Donc le film commence dans le monde réel d'Alice. J'ai vraiment beaucoup aimé tous les passages dans le monde réel, le début est extra et permet d'entrer dans l'histoire directement. On se rend compte que Alice a grandit, qu'elle est devenue une femme forte, intelligente et pleine de ressources.
Et ensuite, on entre au Pays des Merveilles. La transition par le miroir est bien trouvée, la pièce est disposée de la même façon que l'endroit où se trouvait Alice dans le monde réel mais on s'apperçoit vite que l'on est au Pays des Merveilles. Cependant, c'est le seul moment où je me suis vraiment senti au Pays des Merveilles. Passé cette chambre, l'univers m'a déçu car j'ai trouvé que ce nouveau Pays des Merveilles, débarassé de l'emprise de la Reine de Coeur, manquait de fantaisie (encore plus que dans le premier film). Là où le livre, le film d'animation de 1951 et le film de 2010 avaient réussi à nous montrer un Pays des Merveilles complètement loufoque, avec des créatures imaginaires à foison, ici on se contente de se balader dans un univers coloré, aux décors certes très beau mais c'est tout. Ce que j'aime dans le Pays des Merveilles c'est d'être étonné de tout, d'une fleur qui parle, de papillons à l'aspect de tartines, de boissons aux effets imprévisibles, d'animaux que l'on ne trouve pas ailleurs. Ici il n'y a pas d'étonnement, les maisons du village sont banales, les pièces du chateau aussi, la forêt est colorée mais pas très vivante,... Dans le même ordre d'idée, on perd aussi l'idée de désorientation spaciale, les changements de taille, les passages d'un univers à un autre,... je dirais que l'univers montré est donc un peu plat.

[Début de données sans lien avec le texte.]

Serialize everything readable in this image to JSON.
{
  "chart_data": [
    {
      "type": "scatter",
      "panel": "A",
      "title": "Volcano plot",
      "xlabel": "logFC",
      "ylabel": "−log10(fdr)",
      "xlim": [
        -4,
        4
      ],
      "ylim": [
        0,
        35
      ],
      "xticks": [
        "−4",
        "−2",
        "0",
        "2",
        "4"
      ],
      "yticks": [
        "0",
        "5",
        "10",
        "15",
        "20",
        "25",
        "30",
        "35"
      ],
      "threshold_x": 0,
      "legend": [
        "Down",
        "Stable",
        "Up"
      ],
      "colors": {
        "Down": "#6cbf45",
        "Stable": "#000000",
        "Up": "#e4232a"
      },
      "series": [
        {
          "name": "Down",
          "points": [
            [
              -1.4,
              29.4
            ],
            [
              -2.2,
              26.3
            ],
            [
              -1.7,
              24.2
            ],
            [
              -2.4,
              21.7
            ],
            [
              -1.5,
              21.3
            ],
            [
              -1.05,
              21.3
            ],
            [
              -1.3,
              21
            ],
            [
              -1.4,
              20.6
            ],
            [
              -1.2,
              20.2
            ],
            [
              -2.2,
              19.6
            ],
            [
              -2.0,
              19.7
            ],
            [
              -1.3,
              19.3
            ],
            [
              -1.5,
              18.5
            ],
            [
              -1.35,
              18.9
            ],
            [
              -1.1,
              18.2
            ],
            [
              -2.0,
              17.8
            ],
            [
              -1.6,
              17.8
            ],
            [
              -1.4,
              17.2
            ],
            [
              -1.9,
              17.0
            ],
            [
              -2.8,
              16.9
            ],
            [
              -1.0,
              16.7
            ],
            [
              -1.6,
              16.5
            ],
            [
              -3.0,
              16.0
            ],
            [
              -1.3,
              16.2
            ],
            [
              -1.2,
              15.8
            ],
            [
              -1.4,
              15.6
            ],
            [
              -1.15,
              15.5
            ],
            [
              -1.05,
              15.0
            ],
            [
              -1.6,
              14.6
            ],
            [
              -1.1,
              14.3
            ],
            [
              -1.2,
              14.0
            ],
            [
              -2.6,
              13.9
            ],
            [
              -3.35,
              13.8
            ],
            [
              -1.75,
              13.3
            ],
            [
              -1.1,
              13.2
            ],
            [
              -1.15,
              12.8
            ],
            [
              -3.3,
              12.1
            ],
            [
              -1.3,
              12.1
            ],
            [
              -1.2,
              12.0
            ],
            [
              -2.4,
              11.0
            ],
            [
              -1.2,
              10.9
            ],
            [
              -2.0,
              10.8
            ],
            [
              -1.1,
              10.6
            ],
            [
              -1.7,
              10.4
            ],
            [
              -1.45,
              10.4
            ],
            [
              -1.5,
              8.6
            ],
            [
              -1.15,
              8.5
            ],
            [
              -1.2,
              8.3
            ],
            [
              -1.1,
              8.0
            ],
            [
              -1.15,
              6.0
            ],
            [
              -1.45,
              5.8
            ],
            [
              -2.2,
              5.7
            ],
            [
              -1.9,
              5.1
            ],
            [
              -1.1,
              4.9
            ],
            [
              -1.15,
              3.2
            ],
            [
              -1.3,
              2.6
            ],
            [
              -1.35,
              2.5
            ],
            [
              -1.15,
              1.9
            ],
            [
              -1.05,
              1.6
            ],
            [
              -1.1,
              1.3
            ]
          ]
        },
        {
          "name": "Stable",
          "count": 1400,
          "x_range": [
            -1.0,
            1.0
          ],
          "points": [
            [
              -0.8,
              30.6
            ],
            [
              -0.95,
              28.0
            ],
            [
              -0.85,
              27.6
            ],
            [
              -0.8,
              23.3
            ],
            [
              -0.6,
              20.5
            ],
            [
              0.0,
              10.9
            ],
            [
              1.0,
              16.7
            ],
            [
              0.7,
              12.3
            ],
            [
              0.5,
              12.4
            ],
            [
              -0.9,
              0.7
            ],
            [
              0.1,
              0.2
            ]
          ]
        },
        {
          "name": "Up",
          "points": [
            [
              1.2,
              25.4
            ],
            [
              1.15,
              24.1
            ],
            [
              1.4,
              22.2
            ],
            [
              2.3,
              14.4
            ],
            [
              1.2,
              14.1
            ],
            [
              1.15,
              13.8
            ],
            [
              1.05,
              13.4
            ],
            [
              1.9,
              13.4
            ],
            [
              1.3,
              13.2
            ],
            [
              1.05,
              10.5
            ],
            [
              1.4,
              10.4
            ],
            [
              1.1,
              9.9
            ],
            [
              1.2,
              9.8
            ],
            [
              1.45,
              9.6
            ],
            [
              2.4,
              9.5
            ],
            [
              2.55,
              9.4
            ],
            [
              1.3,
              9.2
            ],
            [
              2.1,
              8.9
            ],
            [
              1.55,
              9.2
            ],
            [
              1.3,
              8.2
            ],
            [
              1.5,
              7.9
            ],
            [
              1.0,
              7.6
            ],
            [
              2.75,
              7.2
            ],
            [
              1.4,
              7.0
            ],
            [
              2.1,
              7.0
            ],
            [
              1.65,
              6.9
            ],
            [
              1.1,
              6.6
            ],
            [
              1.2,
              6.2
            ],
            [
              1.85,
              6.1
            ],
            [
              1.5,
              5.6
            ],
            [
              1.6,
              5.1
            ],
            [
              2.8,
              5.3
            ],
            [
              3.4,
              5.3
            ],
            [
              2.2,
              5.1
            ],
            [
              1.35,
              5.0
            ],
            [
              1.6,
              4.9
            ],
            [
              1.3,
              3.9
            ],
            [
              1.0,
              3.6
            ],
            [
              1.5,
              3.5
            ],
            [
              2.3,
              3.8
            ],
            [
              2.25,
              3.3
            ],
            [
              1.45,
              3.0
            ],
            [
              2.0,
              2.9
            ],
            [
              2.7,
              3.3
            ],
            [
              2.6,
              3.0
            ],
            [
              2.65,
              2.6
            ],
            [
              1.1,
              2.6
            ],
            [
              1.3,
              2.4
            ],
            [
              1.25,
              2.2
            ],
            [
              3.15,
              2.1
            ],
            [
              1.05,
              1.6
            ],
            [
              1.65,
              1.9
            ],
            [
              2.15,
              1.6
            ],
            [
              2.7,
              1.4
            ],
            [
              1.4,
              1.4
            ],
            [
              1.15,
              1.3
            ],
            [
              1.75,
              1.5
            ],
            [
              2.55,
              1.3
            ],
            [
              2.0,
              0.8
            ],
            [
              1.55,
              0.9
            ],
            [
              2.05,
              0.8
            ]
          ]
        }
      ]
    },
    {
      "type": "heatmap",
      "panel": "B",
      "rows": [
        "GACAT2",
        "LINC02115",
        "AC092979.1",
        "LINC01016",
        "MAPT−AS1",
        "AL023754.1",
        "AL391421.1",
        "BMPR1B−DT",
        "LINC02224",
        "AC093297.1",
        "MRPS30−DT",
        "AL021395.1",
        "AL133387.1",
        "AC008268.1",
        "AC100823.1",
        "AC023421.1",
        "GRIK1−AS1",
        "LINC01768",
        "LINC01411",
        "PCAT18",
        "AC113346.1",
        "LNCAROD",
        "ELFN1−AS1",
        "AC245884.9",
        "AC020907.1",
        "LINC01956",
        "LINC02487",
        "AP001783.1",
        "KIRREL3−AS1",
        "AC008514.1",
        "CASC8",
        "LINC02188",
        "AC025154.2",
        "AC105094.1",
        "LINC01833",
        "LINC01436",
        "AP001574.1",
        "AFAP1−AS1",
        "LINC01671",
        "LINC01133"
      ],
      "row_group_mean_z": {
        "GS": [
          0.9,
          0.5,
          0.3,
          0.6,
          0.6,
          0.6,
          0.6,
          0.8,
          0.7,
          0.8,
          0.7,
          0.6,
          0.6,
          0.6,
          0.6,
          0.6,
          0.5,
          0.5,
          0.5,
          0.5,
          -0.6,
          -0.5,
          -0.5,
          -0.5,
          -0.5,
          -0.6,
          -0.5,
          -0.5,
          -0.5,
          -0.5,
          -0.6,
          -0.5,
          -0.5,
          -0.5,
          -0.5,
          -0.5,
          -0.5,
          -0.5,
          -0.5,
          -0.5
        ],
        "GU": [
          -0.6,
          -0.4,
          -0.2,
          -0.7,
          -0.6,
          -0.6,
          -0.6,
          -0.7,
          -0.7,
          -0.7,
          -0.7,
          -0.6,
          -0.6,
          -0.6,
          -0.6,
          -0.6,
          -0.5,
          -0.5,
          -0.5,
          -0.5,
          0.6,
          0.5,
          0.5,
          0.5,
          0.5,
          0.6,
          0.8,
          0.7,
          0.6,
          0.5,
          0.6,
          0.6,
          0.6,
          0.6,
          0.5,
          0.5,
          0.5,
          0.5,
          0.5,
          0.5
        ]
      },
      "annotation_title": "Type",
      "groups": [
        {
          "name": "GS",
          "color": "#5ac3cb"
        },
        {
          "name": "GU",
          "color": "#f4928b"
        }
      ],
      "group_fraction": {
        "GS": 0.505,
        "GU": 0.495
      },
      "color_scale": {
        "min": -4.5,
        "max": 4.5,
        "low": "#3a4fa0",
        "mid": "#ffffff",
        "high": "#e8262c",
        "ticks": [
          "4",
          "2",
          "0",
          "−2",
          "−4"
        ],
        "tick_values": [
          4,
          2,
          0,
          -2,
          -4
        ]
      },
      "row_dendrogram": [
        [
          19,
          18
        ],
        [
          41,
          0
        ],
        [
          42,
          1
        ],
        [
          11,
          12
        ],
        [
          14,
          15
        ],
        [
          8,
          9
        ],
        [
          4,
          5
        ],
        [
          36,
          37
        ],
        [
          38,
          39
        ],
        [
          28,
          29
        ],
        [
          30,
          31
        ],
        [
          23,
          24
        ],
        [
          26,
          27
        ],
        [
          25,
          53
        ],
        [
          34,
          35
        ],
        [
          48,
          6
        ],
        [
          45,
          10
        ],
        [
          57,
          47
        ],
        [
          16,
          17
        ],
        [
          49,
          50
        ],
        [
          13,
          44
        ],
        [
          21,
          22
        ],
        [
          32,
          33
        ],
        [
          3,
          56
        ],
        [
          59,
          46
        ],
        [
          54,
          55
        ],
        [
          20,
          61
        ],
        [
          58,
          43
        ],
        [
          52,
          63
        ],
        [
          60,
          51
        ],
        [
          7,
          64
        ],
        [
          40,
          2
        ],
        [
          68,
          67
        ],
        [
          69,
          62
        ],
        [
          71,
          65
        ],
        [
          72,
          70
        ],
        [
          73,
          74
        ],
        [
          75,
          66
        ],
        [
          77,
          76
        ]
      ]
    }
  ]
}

Je trouve que de façon générale, les idées auraient pu être plus poussées. Je ne sais pas, le film s'apelle "Alice through the looking glass", elle aurait pu traverser plusieurs fois le miroir et exploiter cette idée de transition d'un monde à l'autre. J'ai d'ailleurs apprécié le passage où elle échape au Temps lorsqu'elle retourne brièvement dans son monde. Ceci étant, en y repenssant, ce passage est bref et ne sert pas vraiment l'intrigue d'un monde comme de l'autre. Pour moi il permet juste à Alice de se rendre compte que peu importe la situation, sa mère lui fera confiance.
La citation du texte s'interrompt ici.